After all, he had known her only a short time—and now he realized that he did not know her well: 28 certainly not well enough to estimate with any surety how they would meet again, after an interval which had tarnished the name that had come to him from two generations of accrued distinction.
He bent forward, and, in a low voice, spoke her name, and she turned without a start so that she stood looking into his eyes.
“I suppose you know,” he began, and for once he spoke without self-assurance, “that I didn’t hunt you out sooner because I wanted to spare you embarrassment. I knew you were sailing by this boat—and so I took it, too.”
She nodded her head, but remained silent. Her eyes met his and lingered, but they were like curtained windows and told him nothing. It was as if she wished to let him pitch the plane of their meeting without interference, and he was grateful.

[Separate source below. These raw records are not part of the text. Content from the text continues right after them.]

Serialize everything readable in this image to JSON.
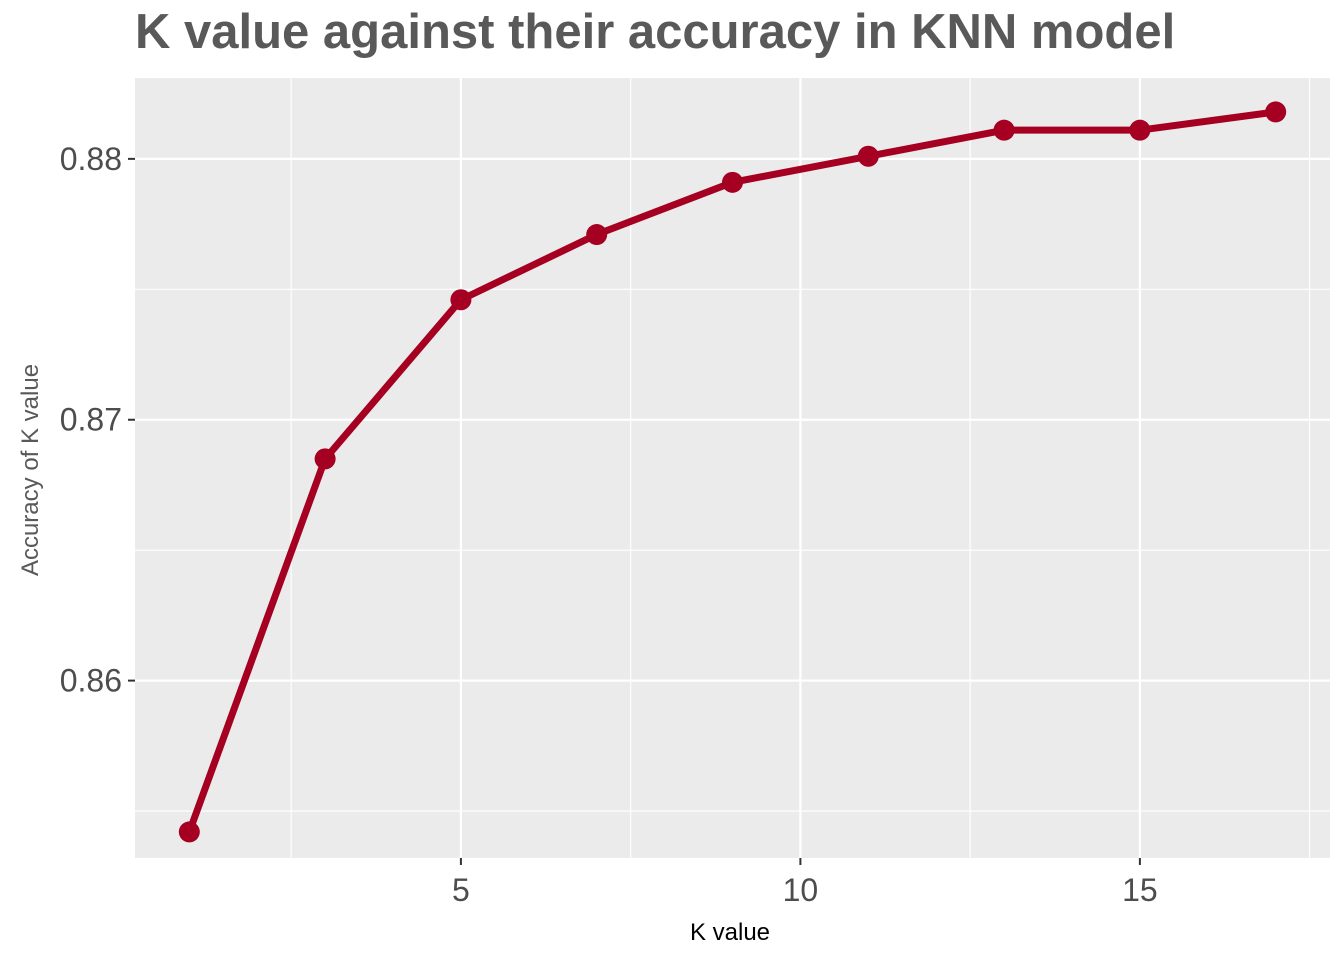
{
  "chart_data": {
    "type": "line",
    "title": "K value against their accuracy in KNN model",
    "xlabel": "K value",
    "ylabel": "Accuracy of K value",
    "xlim": [
      0.2,
      17.8
    ],
    "ylim": [
      0.8532,
      0.8831
    ],
    "x_ticks": [
      5,
      10,
      15
    ],
    "x_minor_ticks": [
      2.5,
      7.5,
      12.5,
      17.5
    ],
    "y_ticks": [
      0.86,
      0.87,
      0.88
    ],
    "y_minor_ticks": [
      0.855,
      0.865,
      0.875
    ],
    "grid": true,
    "series": [
      {
        "x": [
          1,
          3,
          5,
          7,
          9,
          11,
          13,
          15,
          17
        ],
        "values": [
          0.8542,
          0.8685,
          0.8746,
          0.8771,
          0.8791,
          0.8801,
          0.8811,
          0.8811,
          0.8818
        ],
        "color": "#a50021"
      }
    ],
    "colors": {
      "panel": "#ebebeb",
      "grid": "#ffffff",
      "title": "#595959",
      "tick_text": "#4d4d4d",
      "axis_title_x": "#000000",
      "axis_title_y": "#595959"
    }
  }
}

“I don’t suppose,” he began, forcing himself to speak with forthright directness, “I need protest my innocence to you—and I don’t suppose I need confess that the stigma will stick to me—that in—some quarters—it will mean ostracism. I wanted to meet you the first time alone as much for your sake as my own.”
“I know——” she agreed faintly, but there was no rush of confidence, of sympathy that thought only of the black situation in which he stood.
“I know, too,” he went on with the same steadiness, “that but for your father’s efforts I should have had to spend the rest of my life in prison. Above all, I know that your father made those efforts because you ordained it.”
“It was too horrible,” she whispered with a little shudder. “It was inconceivable.”
“It still is,” he reminded her. “There is a question, then, to be asked—a question for you to answer.”